2.13. CHANGES IN INTEREST RATE, ETC. Each Floating Rate Advance shall bear
interest on the outstanding principal amount thereof, for each day from and
including the date such Advance is made or is automatically converted from a
Eurodollar Advance into a Floating Rate Advance pursuant to SECTION 2.10, to but
excluding the date it is paid or is converted into a Eurodollar Advance pursuant
to SECTION 2.10 hereof, at a rate per annum equal to the Floating Rate for such
day. Changes in the rate of interest on that portion of any Advance maintained
as a Floating Rate Advance will take effect simultaneously with each change in
the Floating Rate. Each Eurodollar Advance shall bear interest on the
outstanding principal amount thereof from and including the first day of the
Interest Period applicable thereto to (but not including) the last day of such
Interest Period at the interest rate determined by the Agent as applicable to
such Eurodollar Advance based upon Group's selections under SECTION 2.9 and 2.10
and otherwise in accordance with the terms hereof. No Interest Period may end
after the Facility Termination Date.
2.14. RATES APPLICABLE AFTER DEFAULT. Notwithstanding anything to the
contrary contained in SECTION 2.9 or 2.10, during the continuance of a Default
or Unmatured Default the Required Lenders may, at their option, by notice to
Group (which notice may be revoked at the option of the Required Lenders
notwithstanding any provision of SECTION 8.2 requiring unanimous consent of the
Lenders to changes in interest rates), declare that no Advance may be made as,
converted into or continued as a Eurodollar Advance. During the continuance of a
Default the Required Lenders may, at their option, by notice to Group (which
notice may be revoked at the option of the Required Lenders notwithstanding any
provision of SECTION 8.2 requiring unanimous consent of the Lenders to changes
in interest rates), declare that each Loan shall bear interest at the then
applicable rate per annum in effect from time to time plus 2% per annum;
PROVIDED, that during the continuance of a Default under SECTION 7.6 or 7.7, the
interest rate set forth above shall be applicable to all Loans without any
election or action on the part of the Agent or any Lender.
2.15. METHOD OF PAYMENT. All payments of the Obligations hereunder shall be
made, without setoff, deduction, or counterclaim, in immediately available funds
to the Agent at the Agent's address specified pursuant to ARTICLE XIII, or at
any other Lending Installation of the Agent specified in writing by the Agent to
Group, by noon (local time) on the date when due and shall be applied ratably by
the Agent among the Lenders. Each payment delivered to the Agent for the account
of any Lender shall be delivered promptly by the Agent to such Lender in the
same type of funds that the Agent received at its address specified pursuant to
ARTICLE XIII or at any Lending Installation specified in a notice received by
the Agent from such Lender. The Agent is hereby authorized to charge the account
of either Borrower maintained with First Chicago for each payment of principal,
interest and fees payable thereby as it becomes due hereunder.
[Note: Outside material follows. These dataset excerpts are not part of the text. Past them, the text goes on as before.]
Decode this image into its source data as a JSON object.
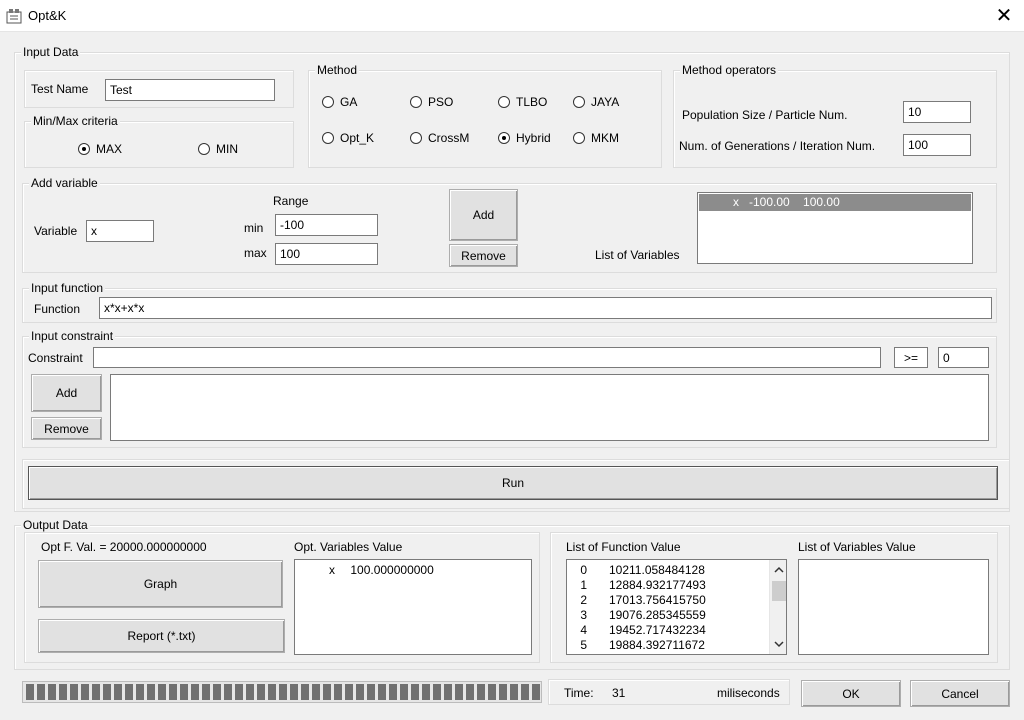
{
  "window": {
    "title": "Opt&K",
    "close_glyph": "✕"
  },
  "input_data": {
    "legend": "Input Data",
    "test_name": {
      "label": "Test Name",
      "value": "Test"
    },
    "minmax": {
      "legend": "Min/Max criteria",
      "max_label": "MAX",
      "min_label": "MIN",
      "selected": "MAX"
    },
    "method": {
      "legend": "Method",
      "options": [
        "GA",
        "PSO",
        "TLBO",
        "JAYA",
        "Opt_K",
        "CrossM",
        "Hybrid",
        "MKM"
      ],
      "selected": "Hybrid"
    },
    "operators": {
      "legend": "Method operators",
      "population_label": "Population Size / Particle Num.",
      "population_value": "10",
      "generations_label": "Num. of Generations / Iteration Num.",
      "generations_value": "100"
    },
    "add_variable": {
      "legend": "Add variable",
      "variable_label": "Variable",
      "variable_value": "x",
      "range_label": "Range",
      "min_label": "min",
      "min_value": "-100",
      "max_label": "max",
      "max_value": "100",
      "add_label": "Add",
      "remove_label": "Remove",
      "list_label": "List of Variables",
      "variables": [
        {
          "text": "x   -100.00    100.00"
        }
      ]
    },
    "function": {
      "legend": "Input function",
      "label": "Function",
      "value": "x*x+x*x"
    },
    "constraint": {
      "legend": "Input constraint",
      "label": "Constraint",
      "value": "",
      "operator": ">=",
      "rhs": "0",
      "add_label": "Add",
      "remove_label": "Remove"
    },
    "run_label": "Run"
  },
  "output_data": {
    "legend": "Output Data",
    "opt_value_text": "Opt F. Val. = 20000.000000000",
    "opt_vars_label": "Opt. Variables Value",
    "opt_vars": [
      {
        "name": "x",
        "value": "100.000000000"
      }
    ],
    "graph_label": "Graph",
    "report_label": "Report (*.txt)",
    "func_list_label": "List of Function Value",
    "func_values": [
      {
        "i": "0",
        "v": "10211.058484128"
      },
      {
        "i": "1",
        "v": "12884.932177493"
      },
      {
        "i": "2",
        "v": "17013.756415750"
      },
      {
        "i": "3",
        "v": "19076.285345559"
      },
      {
        "i": "4",
        "v": "19452.717432234"
      },
      {
        "i": "5",
        "v": "19884.392711672"
      }
    ],
    "vars_list_label": "List of Variables Value",
    "vars_list": []
  },
  "status": {
    "progress": 1.0,
    "time_label": "Time:",
    "time_value": "31",
    "time_unit": "miliseconds",
    "ok_label": "OK",
    "cancel_label": "Cancel"
  },
  "colors": {
    "background": "#f0f0f0",
    "selection": "#8c8c8c",
    "progress": "#707070"
  }
}
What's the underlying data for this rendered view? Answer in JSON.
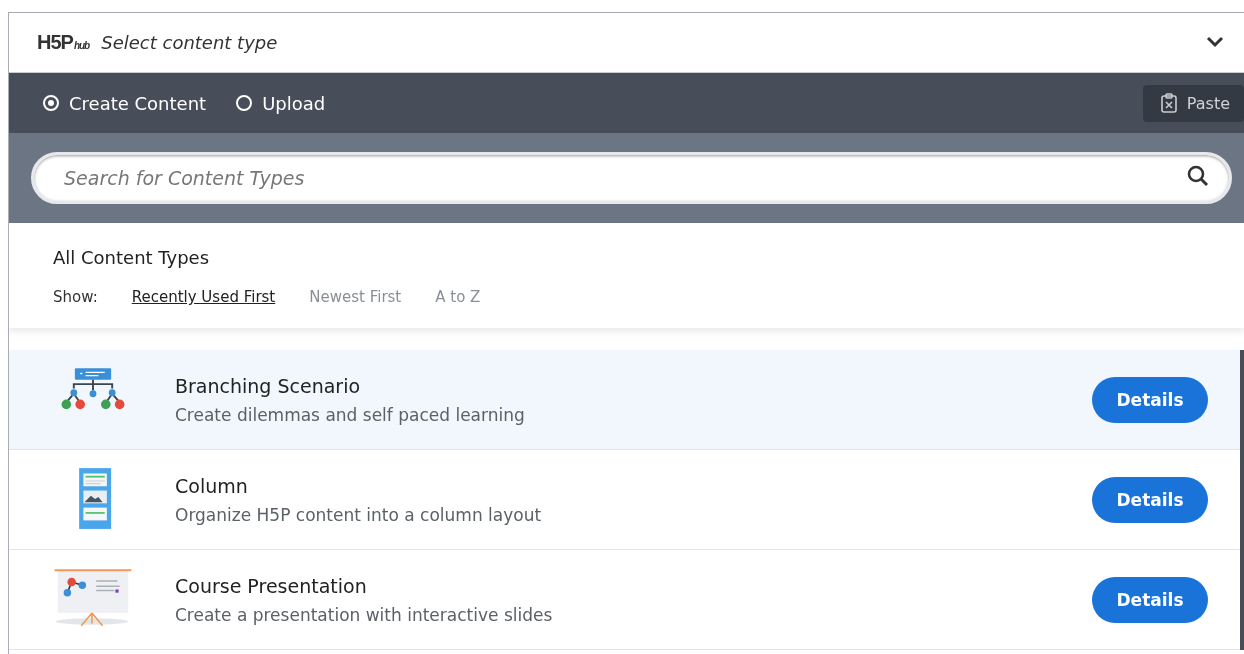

2.16. NOTELESS AGREEMENT; EVIDENCE OF INDEBTEDNESS.
(a) Each Lender shall maintain in accordance with its usual practice
an account or accounts evidencing the indebtedness of the Borrowers to such
Lender resulting from each Loan made by such Lender from time to time,
including the amounts of principal and interest payable and paid to such
Lender from time to time hereunder.
(b) The Agent shall also maintain accounts in which it will record (i)
the amount of each Loan made hereunder, the Type thereof and the Interest
Period with respect thereto, (ii) the amount of any principal or interest
due and payable or to become due and payable from each Borrower to each
Lender hereunder and (iii) the amount of any sum received by the Agent
hereunder from each Borrower and each Lender's share thereof.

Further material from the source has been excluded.